Entity Service Permutation Output¶

This tutorial demonstrates the workflow for private record linkage using the entity service. Two parties Alice and Bob have a dataset of personally identifiable information (PII) of several entities. They want to learn the linkage of corresponding entities between their respective datasets with the help of the entity service and an independent party, the Analyst.

The chosen output type is permuatations, which consists of two permutations and one mask.

Who learns what?¶

After the linkage has been carried out Alice and Bob will be able to retrieve a permutation - a reordering of their respective data sets such that shared entities line up.

The Analyst - who creates the linkage project - learns the mask. The mask is a binary vector that indicates which rows in the permuted data sets are aligned. Note this reveals how many entities are shared.

Steps¶

These steps are usually run by different companies - but for illustration all is carried out in this one file.
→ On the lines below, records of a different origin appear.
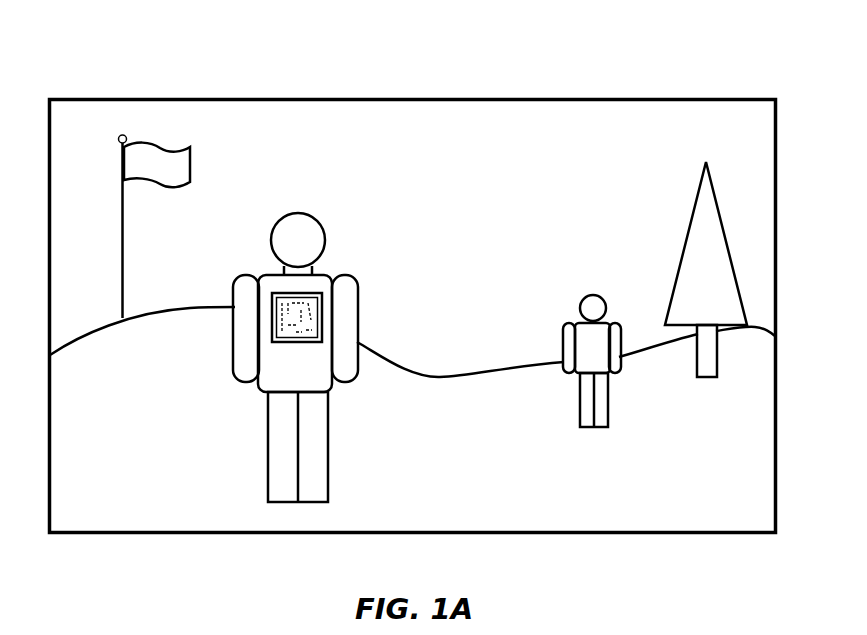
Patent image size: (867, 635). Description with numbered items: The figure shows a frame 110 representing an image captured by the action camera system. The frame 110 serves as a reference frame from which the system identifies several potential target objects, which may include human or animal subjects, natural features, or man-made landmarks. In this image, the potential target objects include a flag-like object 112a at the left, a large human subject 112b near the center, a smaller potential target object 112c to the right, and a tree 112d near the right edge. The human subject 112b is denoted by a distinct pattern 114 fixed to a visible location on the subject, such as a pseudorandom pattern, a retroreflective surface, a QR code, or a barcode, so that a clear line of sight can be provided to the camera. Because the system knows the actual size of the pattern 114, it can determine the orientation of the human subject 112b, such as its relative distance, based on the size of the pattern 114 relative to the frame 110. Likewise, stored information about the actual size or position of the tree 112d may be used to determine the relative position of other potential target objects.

The frame 110 is at (73, 58).
The potential target object 112a is at (194, 164).
The human subject 112b is at (288, 342).
The potential target object 112c is at (584, 300).
The tree 112d is at (683, 250).
The pattern 114 is at (287, 347).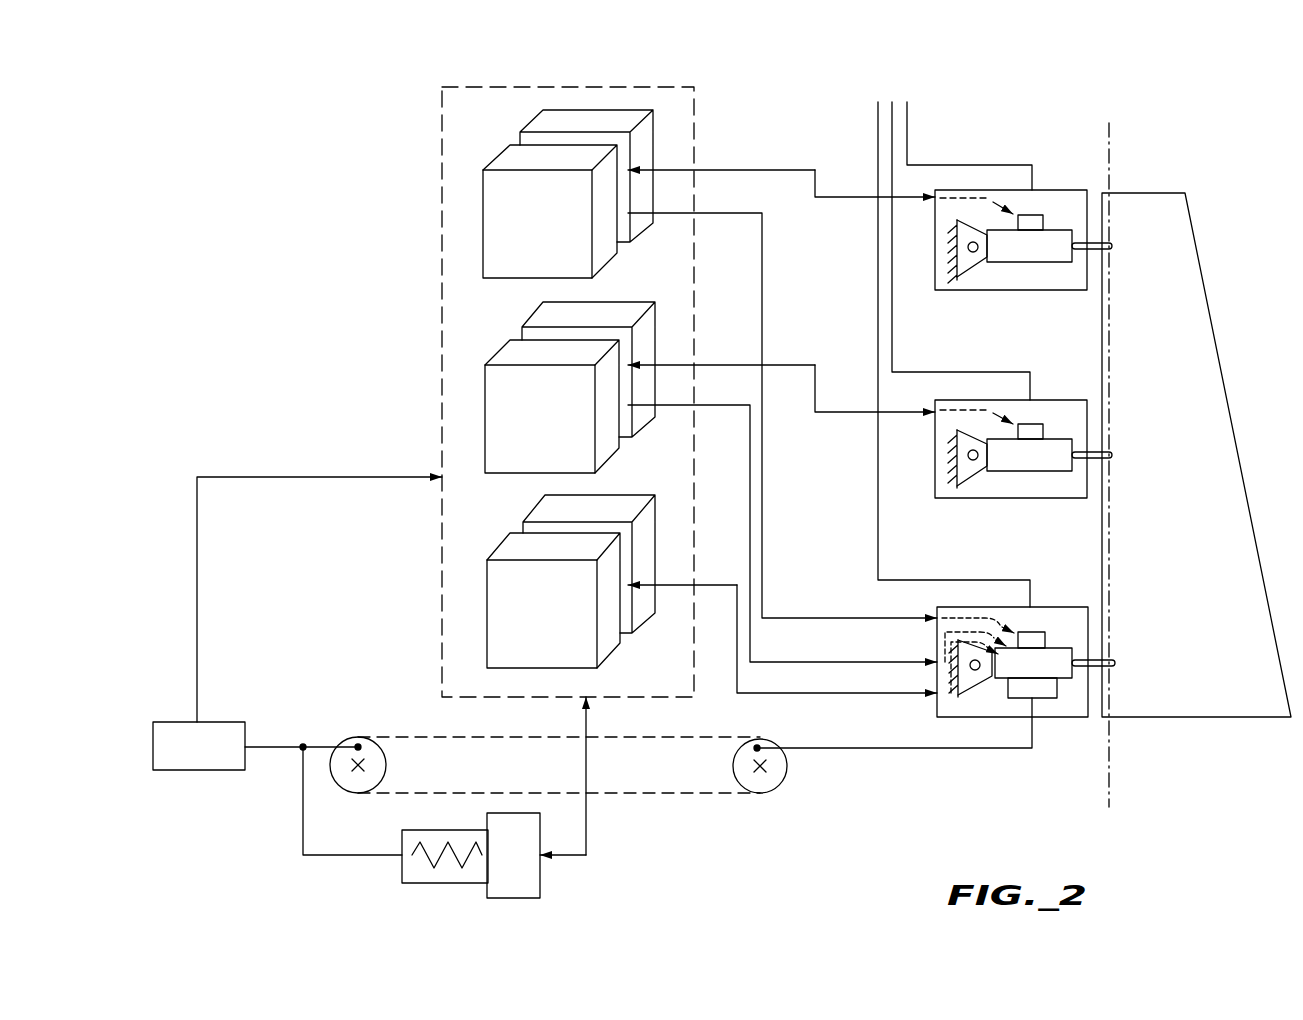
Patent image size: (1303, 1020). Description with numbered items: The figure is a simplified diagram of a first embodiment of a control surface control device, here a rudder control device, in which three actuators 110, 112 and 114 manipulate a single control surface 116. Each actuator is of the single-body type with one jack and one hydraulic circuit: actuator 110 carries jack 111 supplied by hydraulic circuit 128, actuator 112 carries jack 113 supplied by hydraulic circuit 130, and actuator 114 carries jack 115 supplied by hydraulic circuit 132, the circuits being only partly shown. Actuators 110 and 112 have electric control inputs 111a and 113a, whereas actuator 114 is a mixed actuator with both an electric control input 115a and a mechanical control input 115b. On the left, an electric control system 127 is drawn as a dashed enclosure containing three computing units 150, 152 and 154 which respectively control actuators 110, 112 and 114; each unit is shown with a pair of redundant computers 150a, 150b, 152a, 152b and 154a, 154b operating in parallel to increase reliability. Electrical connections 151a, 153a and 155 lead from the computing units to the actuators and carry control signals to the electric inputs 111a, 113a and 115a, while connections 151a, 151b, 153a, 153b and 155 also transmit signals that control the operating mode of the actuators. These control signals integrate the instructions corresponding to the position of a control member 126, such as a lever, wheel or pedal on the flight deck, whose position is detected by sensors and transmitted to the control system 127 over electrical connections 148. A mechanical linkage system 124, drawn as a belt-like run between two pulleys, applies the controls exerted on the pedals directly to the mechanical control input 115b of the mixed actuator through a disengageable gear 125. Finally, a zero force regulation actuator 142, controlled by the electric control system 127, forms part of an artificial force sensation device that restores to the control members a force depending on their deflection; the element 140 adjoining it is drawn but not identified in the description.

The actuator 110 is at (983, 290).
The jack 111 is at (1052, 252).
The electric control input 111a is at (1045, 220).
The actuator 112 is at (990, 498).
The jack 113 is at (1028, 458).
The electric control input 113a is at (1040, 428).
The mixed actuator 114 is at (990, 717).
The jack 115 is at (1060, 668).
The electric control input 115a is at (1040, 637).
The mechanical control input 115b is at (1045, 695).
The control surface 116 is at (1168, 250).
The mechanical linkage system 124 is at (718, 795).
The disengageable gear 125 is at (907, 748).
The control member 126 is at (170, 760).
The electric control system 127 is at (442, 263).
The hydraulic circuit 128 is at (908, 132).
The hydraulic circuit 130 is at (910, 110).
The hydraulic circuit 132 is at (877, 107).
The resistor 140 is at (413, 880).
The zero force regulation actuator 142 is at (540, 883).
The electrical connections 148 is at (280, 475).
The computing unit 150 is at (490, 180).
The computer 150a is at (495, 205).
The computer 150b is at (541, 118).
The electrical connection 151a is at (710, 168).
The electrical connection 151b is at (817, 267).
The computing unit 152 is at (492, 387).
The computer 152a is at (515, 408).
The computer 152b is at (538, 315).
The electrical connection 153a is at (835, 332).
The electrical connection 153b is at (748, 480).
The computing unit 154 is at (505, 581).
The computer 154a is at (540, 508).
The computer 154b is at (500, 540).
The electrical connection 155 is at (772, 693).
The participants providing data are Alice and Bob, and the Analyst acting the integration authority.

Check connection to Entity Service
Data preparation
Write CSV files with PII
Create a Linkage Schema
Create Linkage Project
Generate CLKs from PII
Upload the PII
Create a run
Retrieve and analyse results

Check Connection¶

If you’re connecting to a custom entity service, change the address here.

[1]:

import os
url = os.getenv("SERVER", "https://anonlink.easd.data61.xyz")
print(f'Testing anonlink-entity-service hosted at {url}')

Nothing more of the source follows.